Here's what I currently have on it (with comments):

  • 7-Zip (compressing tool) -- so far managed to work with everything that I could throw at it, but the GUI leaves a bit to be desired
  • CoolPlayer+ (music player) -- reminds a lot of early WinAmp and XMMP; doesn't seem to have many features, but works; the on-top, minimal/shaded view brings back nostalging memories ;)
  • Cornice (picture/album viewer) -- small and simple image viewer; again works, but don't expect a DigiKam, Gwenview or Picassa killer
  • DOSBox (DOS emulator) -- heh, I felt like playing some of my old DOS games ;]
  • Firefox (web browser) -- I still miss my Konqueror, but it's nice to have a pimped up FireFox to carry along with all the bookmarks, history and plugins
  • GIMP (image manipulation tool) -- the Windows version of GIMP, 'nuff said
  • Infra Recorder (CD/DVD burning tool) -- I haven't had time yet to test it, but from the looks of it, it seems quite nice; actually seems a lot nicer then most "free" (as in beer) burning tools for Windows
  • MPlayer (video/media player) -- the GUI looks rather ugly, but I've seen worse; otherwise works quite nicely; so far I didn't have any problems with the bundled codecs (I did with Windows Media Player though)
  • Notepad++ (text editor) -- rather advanced text editor; has tabs, syntax highlighting and plugins; I still like Vim and Kate a lot more, but I'm quite happy with it
  • OpenOffice (office suite) -- the whole OpenOffice packed into a small package; works just nicely; I could open my ODT files that I made in KOffice almost perfectly (one tabulator was missing, content and styling was fine), while when I tried AbiWord, it was completely garbled
  • (IM client) -- I'm usually using Kopete and Konversation (or Finch and Irssi when in the console), but I found using Pidgin for IM on Windows to satisfy my basic needs and runs nicely all the protocols I use; IRC-wise it shows the downsides of pretty much all IM clients that support IRC
  • PNotes (sticky notes) -- similar to KNotes, but it's harder to manage notes in it; does it job, but not sterling
  • PuTTY (SSH/Telnet client) -- essential for accessing the server; works like a peach
  • SpeedCrunch (advanced calculator) -- great calculator; exceeds my needs, but has all the features I need; I use it under GNU/Linux as well
  • SumatraPDF (PDF viewer) -- small and simple; so far opened all PDF I needed; GUI is not too nice and the full-screen shortuct (Ctrl+L) is not the most logic IMHO
  • Thunderbird (+ Lightening plugin) (e-mail/RSS reader + PIM) -- not bad, but still like KMail and the whole Kontact in general a *lot* better; handling mailing groups and filters is still inferior to KMail; e-mail scam prevention is a nice touch; RSS doesn't seem to be too predictable at times and is hard to organise; it's great that it has OPML import though, so I could just import my backed up Akregator list; adding events and tasks doesn't feel nice, although I like the time selection menu; overall the PIM bit feels quite rough, but it gets the job done I suppose
  • WinSCP (FTP/SCP client) -- essential to up- and down-load files to and from servers and other boxen via SSH or FTP
  • Xenon (file browser) -- small, tabbed browser; slow; pop-ups not informative enough (e.g. on deletion, copying etc.)

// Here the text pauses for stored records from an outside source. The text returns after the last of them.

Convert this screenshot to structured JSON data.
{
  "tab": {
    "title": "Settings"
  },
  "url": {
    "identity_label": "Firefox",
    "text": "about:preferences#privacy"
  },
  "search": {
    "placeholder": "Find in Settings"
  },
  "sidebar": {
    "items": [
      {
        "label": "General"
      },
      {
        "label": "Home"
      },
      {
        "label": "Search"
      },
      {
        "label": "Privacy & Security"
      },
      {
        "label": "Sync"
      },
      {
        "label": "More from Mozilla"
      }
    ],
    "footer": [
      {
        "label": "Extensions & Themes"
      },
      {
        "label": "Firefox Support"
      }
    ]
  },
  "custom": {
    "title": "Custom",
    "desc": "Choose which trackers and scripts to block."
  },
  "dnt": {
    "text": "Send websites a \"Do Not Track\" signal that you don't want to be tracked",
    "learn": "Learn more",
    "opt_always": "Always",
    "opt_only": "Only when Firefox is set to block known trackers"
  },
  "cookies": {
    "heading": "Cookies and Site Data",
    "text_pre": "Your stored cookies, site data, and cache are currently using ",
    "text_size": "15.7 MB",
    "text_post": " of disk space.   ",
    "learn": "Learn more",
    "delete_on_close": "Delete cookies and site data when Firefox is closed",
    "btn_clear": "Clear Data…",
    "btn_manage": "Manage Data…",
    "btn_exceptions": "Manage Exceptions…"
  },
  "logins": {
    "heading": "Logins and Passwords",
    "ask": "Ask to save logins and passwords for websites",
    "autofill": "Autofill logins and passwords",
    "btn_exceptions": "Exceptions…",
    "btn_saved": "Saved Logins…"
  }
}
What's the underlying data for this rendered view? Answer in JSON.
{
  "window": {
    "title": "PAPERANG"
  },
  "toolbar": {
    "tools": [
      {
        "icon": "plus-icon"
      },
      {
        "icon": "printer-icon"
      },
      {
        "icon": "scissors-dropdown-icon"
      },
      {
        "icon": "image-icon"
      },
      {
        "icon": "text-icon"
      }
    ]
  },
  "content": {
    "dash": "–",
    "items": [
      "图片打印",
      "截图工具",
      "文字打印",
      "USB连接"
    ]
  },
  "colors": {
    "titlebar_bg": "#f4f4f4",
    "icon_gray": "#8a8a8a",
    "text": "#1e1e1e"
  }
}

Also it'd be great if PortableApps would tweak the apps so that if they'd see that certain apps are also installed on the USB key that it would default to opening the according MIME types with the portable apps instead of locally installed ones. One such annoyance is that I cannot seem to convience Thunderbird Portable to open HTTP links in Firefox Portable, instead of the one installed on the laptop's harddrive. It'd be also great if it was possible (probably I just don't know how) for the user to tweak the PortableApps menu to e.g. manually remove all the OpenOffice component entries and just leave the OpenOffice suite entry.

The music I still get mainly from Jamendo and lately BlocSonic, so with the above tools and the free content online (and backups on SpiderOak) I somehow made myself a small shed on my lil' USB key, until I find a new home.

hook out >> going to bed

P.S. Another cool project (that sadly didn't win) is RepRap -- a FOSS powered and following FOSS principles 3D printer.